62. electrode assemblies as claimed in claim 26, it is characterized in that, described groove has top surface and a contralateral surface, and wherein said cast iron layer is only located between the described side surface of described groove and the opposite flank of described collector bar.

63. electrode assemblies as claimed in claim 62, it is characterized in that, the interval between the top surface of described groove and the opposing vertex surface of described collector bar is filled with insulation and the refractory materials of thermal insulation.

64. electrode assemblies as claimed in claim 62, is characterized in that, the height of the top of the described cast iron layer between each side surface and the opposite flank of described collector bar of described groove is along the length variations of described groove.

65. electrode assemblies as described in claim 64, is characterized in that, the distance of the top of described cast iron layer and the spaced apart length variations along described groove of the described top surface of described groove.

66. electrode assemblies as described in claim 65, it is characterized in that, the described distance between the described top of described cast iron layer and the described top surface of described groove is minimum at the middle part of described groove, and the end of contiguous described groove is maximum.

67. electrode assemblies as described in claim 66, it is characterized in that, described insulating refractory fills any interval between the described top of described cast iron layer and the described top surface of described groove.

Install radiator element for the magnetic being removably attached to the steel tank shell of the electrolyzer for generation of metal for 68. 1 kinds, described magnetic is installed radiator element and is comprised:

A () has the base plate of basal surface and top surface, wherein said basal surface is adapted to and is received against described pot shell;

B one or more alar parts that () extends from the described top surface of described base plate;

C () one or more magnet with the Curie point being at least about 500 degrees Celsius, described one or more magnet is fixed to described base plate.

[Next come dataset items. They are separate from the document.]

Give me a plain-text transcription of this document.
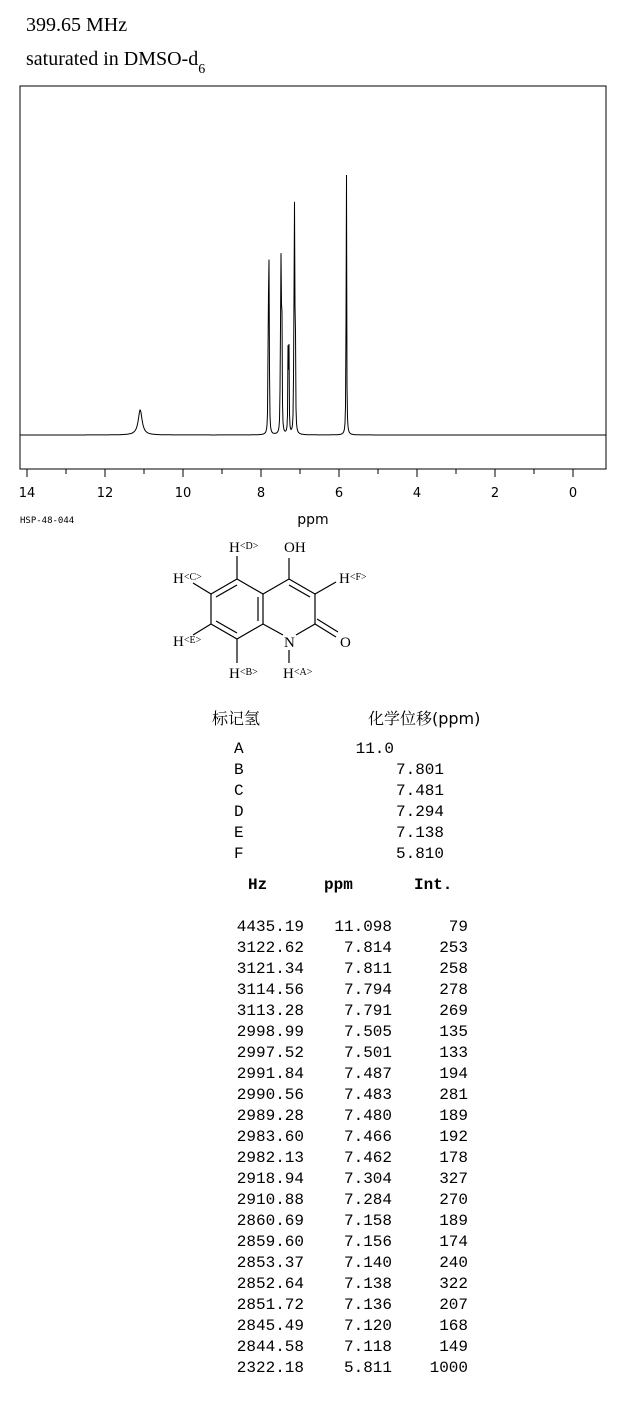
399.65 MHz
saturated in DMSO-$d_6$
14	12	10	8	6	4	2	0
ppm
HSP-48-044
$H^{<D>}$ OH
$H^{<C>}$	$H^{<F>}$
$H^{<E>}$	N	O
$H^{<B>}$ $H^{<A>}$
标记氢	化学位移(ppm)
A	11.0
B	7.801
C	7.481
D	7.294
E	7.138
F	5.810
Hz	ppm	Int.
4435.19 11.098	79
3122.62 7.814	253
3121.34 7.811	258
3114.56 7.794	278
3113.28 7.791	269
2998.99 7.505	135
2997.52 7.501	133
2991.84 7.487	194
2990.56 7.483	281
2989.28 7.480	189
2983.60 7.466	192
2982.13 7.462	178
2918.94 7.304	327
2910.88 7.284	270
2860.69 7.158	189
2859.60 7.156	174
2853.37 7.140	240
2852.64 7.138	322
2851.72 7.136	207
2845.49 7.120	168
2844.58 7.118	149
2322.18 5.811 1000
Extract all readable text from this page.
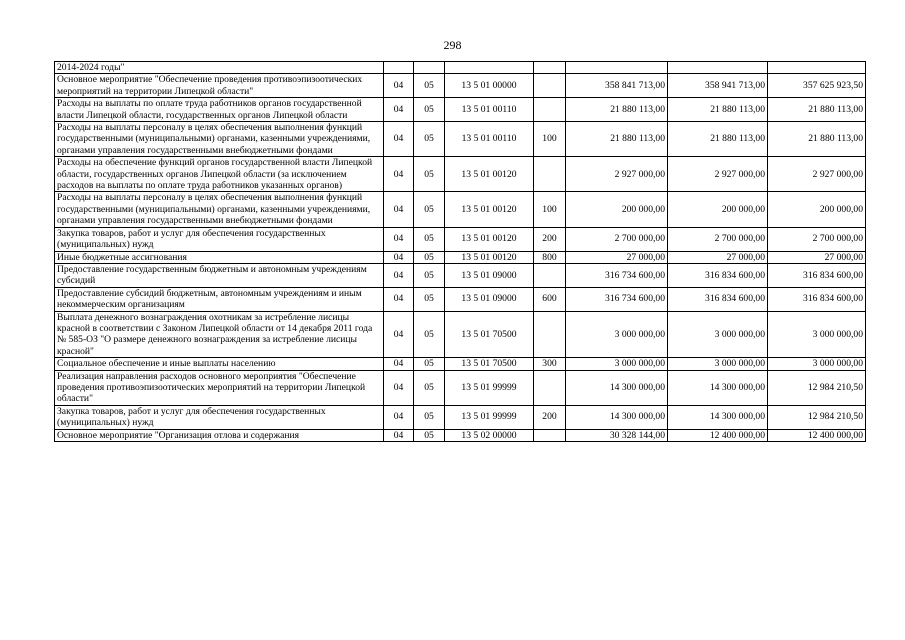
298
2014-2024 годы"							
Основное мероприятие "Обеспечение проведения противоэпизоотических мероприятий на территории Липецкой области"	04	05	13 5 01 00000		358 841 713,00	358 941 713,00	357 625 923,50
Расходы на выплаты по оплате труда работников органов государственной власти Липецкой области, государственных органов Липецкой области	04	05	13 5 01 00110		21 880 113,00	21 880 113,00	21 880 113,00
Расходы на выплаты персоналу в целях обеспечения выполнения функций государственными (муниципальными) органами, казенными учреждениями, органами управления государственными внебюджетными фондами	04	05	13 5 01 00110	100	21 880 113,00	21 880 113,00	21 880 113,00
Расходы на обеспечение функций органов государственной власти Липецкой области, государственных органов Липецкой области (за исключением расходов на выплаты по оплате труда работников указанных органов)	04	05	13 5 01 00120		2 927 000,00	2 927 000,00	2 927 000,00
Расходы на выплаты персоналу в целях обеспечения выполнения функций государственными (муниципальными) органами, казенными учреждениями, органами управления государственными внебюджетными фондами	04	05	13 5 01 00120	100	200 000,00	200 000,00	200 000,00
Закупка товаров, работ и услуг для обеспечения государственных (муниципальных) нужд	04	05	13 5 01 00120	200	2 700 000,00	2 700 000,00	2 700 000,00
Иные бюджетные ассигнования	04	05	13 5 01 00120	800	27 000,00	27 000,00	27 000,00
Предоставление государственным бюджетным и автономным учреждениям субсидий	04	05	13 5 01 09000		316 734 600,00	316 834 600,00	316 834 600,00
Предоставление субсидий бюджетным, автономным учреждениям и иным некоммерческим организациям	04	05	13 5 01 09000	600	316 734 600,00	316 834 600,00	316 834 600,00
Выплата денежного вознаграждения охотникам за истребление лисицы красной в соответствии с Законом Липецкой области от 14 декабря 2011 года № 585-ОЗ "О размере денежного вознаграждения за истребление лисицы красной"	04	05	13 5 01 70500		3 000 000,00	3 000 000,00	3 000 000,00
Социальное обеспечение и иные выплаты населению	04	05	13 5 01 70500	300	3 000 000,00	3 000 000,00	3 000 000,00
Реализация направления расходов основного мероприятия "Обеспечение проведения противоэпизоотических мероприятий на территории Липецкой области"	04	05	13 5 01 99999		14 300 000,00	14 300 000,00	12 984 210,50
Закупка товаров, работ и услуг для обеспечения государственных (муниципальных) нужд	04	05	13 5 01 99999	200	14 300 000,00	14 300 000,00	12 984 210,50
Основное мероприятие "Организация отлова и содержания	04	05	13 5 02 00000		30 328 144,00	12 400 000,00	12 400 000,00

69. magnetic as recited in claim 68 install radiator element, and it is characterized in that, described one or more magnet comprises rare-earth magnet and/or non-ferromagnetic.

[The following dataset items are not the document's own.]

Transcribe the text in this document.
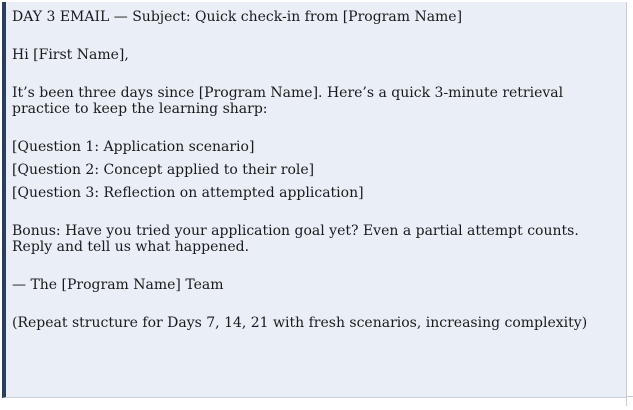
DAY 3 EMAIL — Subject: Quick check-in from [Program Name]

Hi [First Name],

It’s been three days since [Program Name]. Here’s a quick 3-minute retrieval practice to keep the learning sharp:

[Question 1: Application scenario]

[Question 2: Concept applied to their role]

[Question 3: Reflection on attempted application]

Bonus: Have you tried your application goal yet? Even a partial attempt counts. Reply and tell us what happened.

— The [Program Name] Team

(Repeat structure for Days 7, 14, 21 with fresh scenarios, increasing complexity)
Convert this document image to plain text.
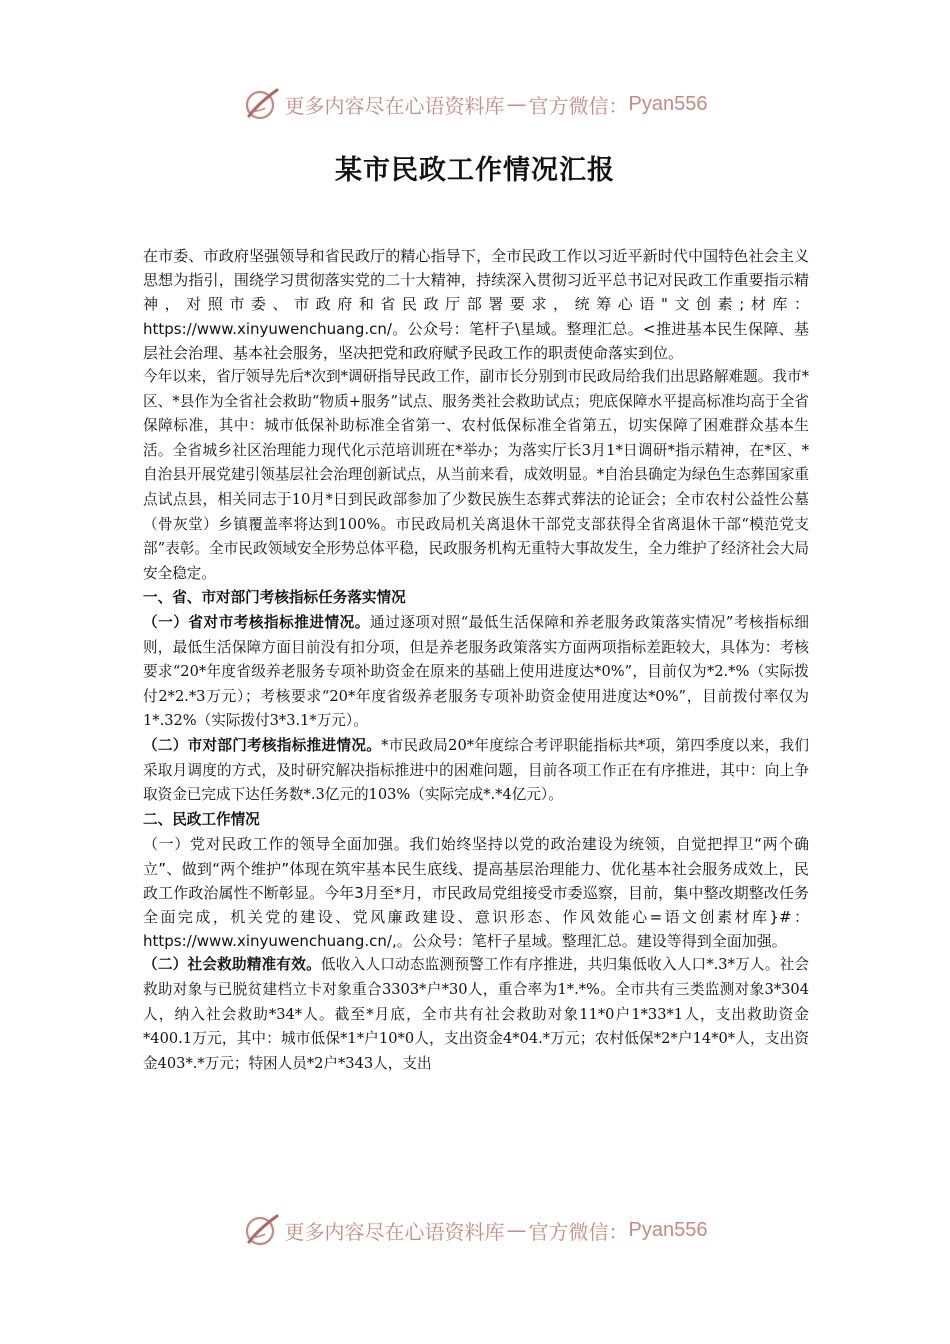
更多内容尽在心语资料库 — 官方微信： Pyan556
某市民政工作情况汇报

在市委、市政府坚强领导和省民政厅的精心指导下，全市民政工作以习近平新时代中国特色社会主义思想为指引，围绕学习贯彻落实党的二十大精神，持续深入贯彻习近平总书记对民政工作重要指示精神，对照市委、市政府和省民政厅部署要求，统筹心语"文创素;材库：https://www.xinyuwenchuang.cn/。公众号：笔杆子\星域。整理汇总。<推进基本民生保障、基层社会治理、基本社会服务，坚决把党和政府赋予民政工作的职责使命落实到位。

今年以来，省厅领导先后*次到*调研指导民政工作，副市长分别到市民政局给我们出思路解难题。我市*区、*县作为全省社会救助“物质+服务”试点、服务类社会救助试点；兜底保障水平提高标准均高于全省保障标准，其中：城市低保补助标准全省第一、农村低保标准全省第五，切实保障了困难群众基本生活。全省城乡社区治理能力现代化示范培训班在*举办；为落实厅长3月1*日调研*指示精神，在*区、*自治县开展党建引领基层社会治理创新试点，从当前来看，成效明显。*自治县确定为绿色生态葬国家重点试点县，相关同志于10月*日到民政部参加了少数民族生态葬式葬法的论证会；全市农村公益性公墓（骨灰堂）乡镇覆盖率将达到100%。市民政局机关离退休干部党支部获得全省离退休干部“模范党支部”表彰。全市民政领域安全形势总体平稳，民政服务机构无重特大事故发生，全力维护了经济社会大局安全稳定。

一、省、市对部门考核指标任务落实情况

（一）省对市考核指标推进情况。通过逐项对照“最低生活保障和养老服务政策落实情况”考核指标细则，最低生活保障方面目前没有扣分项，但是养老服务政策落实方面两项指标差距较大，具体为：考核要求“20*年度省级养老服务专项补助资金在原来的基础上使用进度达*0%”，目前仅为*2.*%（实际拨付2*2.*3万元）；考核要求“20*年度省级养老服务专项补助资金使用进度达*0%”，目前拨付率仅为1*.32%（实际拨付3*3.1*万元）。

（二）市对部门考核指标推进情况。*市民政局20*年度综合考评职能指标共*项，第四季度以来，我们采取月调度的方式，及时研究解决指标推进中的困难问题，目前各项工作正在有序推进，其中：向上争取资金已完成下达任务数*.3亿元的103%（实际完成*.*4亿元）。

二、民政工作情况

（一）党对民政工作的领导全面加强。我们始终坚持以党的政治建设为统领，自觉把捍卫“两个确立”、做到“两个维护”体现在筑牢基本民生底线、提高基层治理能力、优化基本社会服务成效上，民政工作政治属性不断彰显。今年3月至*月，市民政局党组接受市委巡察，目前，集中整改期整改任务全面完成，机关党的建设、党风廉政建设、意识形态、作风效能心=语文创素材库}#：https://www.xinyuwenchuang.cn/,。公众号：笔杆子星域。整理汇总。建设等得到全面加强。

（二）社会救助精准有效。低收入人口动态监测预警工作有序推进，共归集低收入人口*.3*万人。社会救助对象与已脱贫建档立卡对象重合3303*户*30人，重合率为1*.*%。全市共有三类监测对象3*304人，纳入社会救助*34*人。截至*月底，全市共有社会救助对象11*0户1*33*1人，支出救助资金*400.1万元，其中：城市低保*1*户10*0人，支出资金4*04.*万元；农村低保*2*户14*0*人，支出资金403*.*万元；特困人员*2户*343人，支出

更多内容尽在心语资料库 — 官方微信： Pyan556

70. magnetic as described in claim 69 install radiator element, and it is characterized in that, described one or more magnet comprises SmCo or aluminium nickel cobalt (magnet steel) alloy magnet.

71. magnetic as recited in claim 68 install radiator element, it is characterized in that, comprise the described basal surface being attached to described magnet further and the thermal insulation barriers be seated between described magnet and described pot shell, wherein said thermal insulation barriers comprises the non-flammable material thin-layer with low heat conductivity.

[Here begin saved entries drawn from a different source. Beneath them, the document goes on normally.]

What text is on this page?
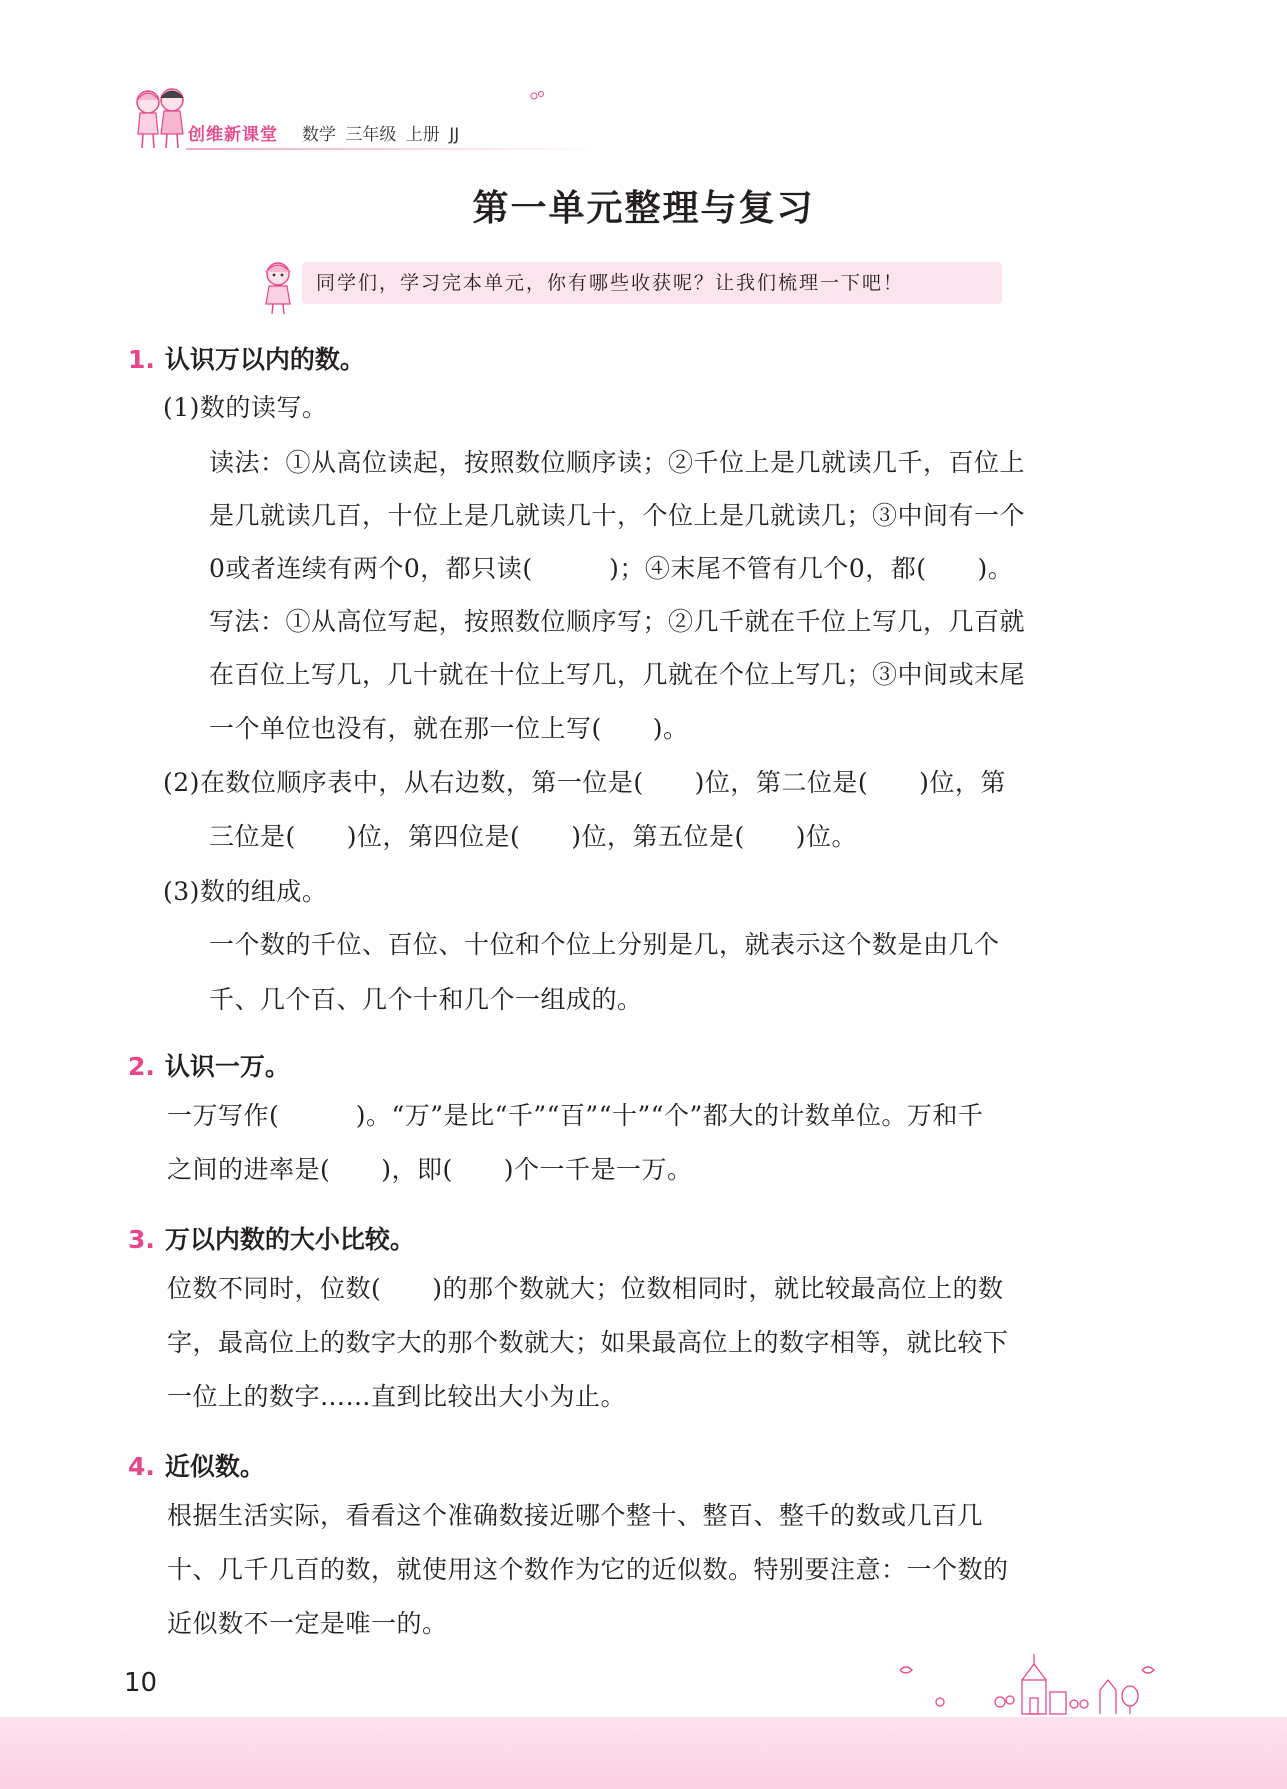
创维新课堂 数学 三年级 上册 JJ
第一单元整理与复习
同学们，学习完本单元，你有哪些收获呢？让我们梳理一下吧！
1. 认识万以内的数。
2. 认识一万。
3. 万以内数的大小比较。
4. 近似数。
(1)数的读写。
读法：①从高位读起，按照数位顺序读；②千位上是几就读几千，百位上
是几就读几百，十位上是几就读几十，个位上是几就读几；③中间有一个
0或者连续有两个0，都只读(　　　)；④末尾不管有几个0，都(　　)。
写法：①从高位写起，按照数位顺序写；②几千就在千位上写几，几百就
在百位上写几，几十就在十位上写几，几就在个位上写几；③中间或末尾
一个单位也没有，就在那一位上写(　　)。
(2)在数位顺序表中，从右边数，第一位是(　　)位，第二位是(　　)位，第
三位是(　　)位，第四位是(　　)位，第五位是(　　)位。
(3)数的组成。
一个数的千位、百位、十位和个位上分别是几，就表示这个数是由几个
千、几个百、几个十和几个一组成的。
一万写作(　　　)。“万”是比“千”“百”“十”“个”都大的计数单位。万和千
之间的进率是(　　)，即(　　)个一千是一万。
位数不同时，位数(　　)的那个数就大；位数相同时，就比较最高位上的数
字，最高位上的数字大的那个数就大；如果最高位上的数字相等，就比较下
一位上的数字……直到比较出大小为止。
根据生活实际，看看这个准确数接近哪个整十、整百、整千的数或几百几
十、几千几百的数，就使用这个数作为它的近似数。特别要注意：一个数的
近似数不一定是唯一的。
10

72. 1 kinds for being removably attached to the magnetic mounting mat of the steel tank shell of the electrolyzer for generation of metal, described magnetic mounting mat comprises:

(a) one or more layers there is the flexible high-temperature resistant material of the fusing point being at least about 600 degrees Celsius; And

B () multiple magnet, it is attached to described material so that described pad is retained to described pot shell.

73. magnetic mounting mats as described in claim 72, is characterized in that,

The Curie point of described magnet and confining force make them lose enough confining forces when the preset temperature corresponding with the high-temperature-phase being difficult to accept of described steel tank shell.

74. magnetic mounting mats as described in claim 72, is characterized in that, described magnet is made up of iron containing alloy or nonferrous alloy or rare earth alloy.

75. magnetic mounting mats as described in claim 72, it is characterized in that, described material comprises flexible glass or ceramic fiber cloth.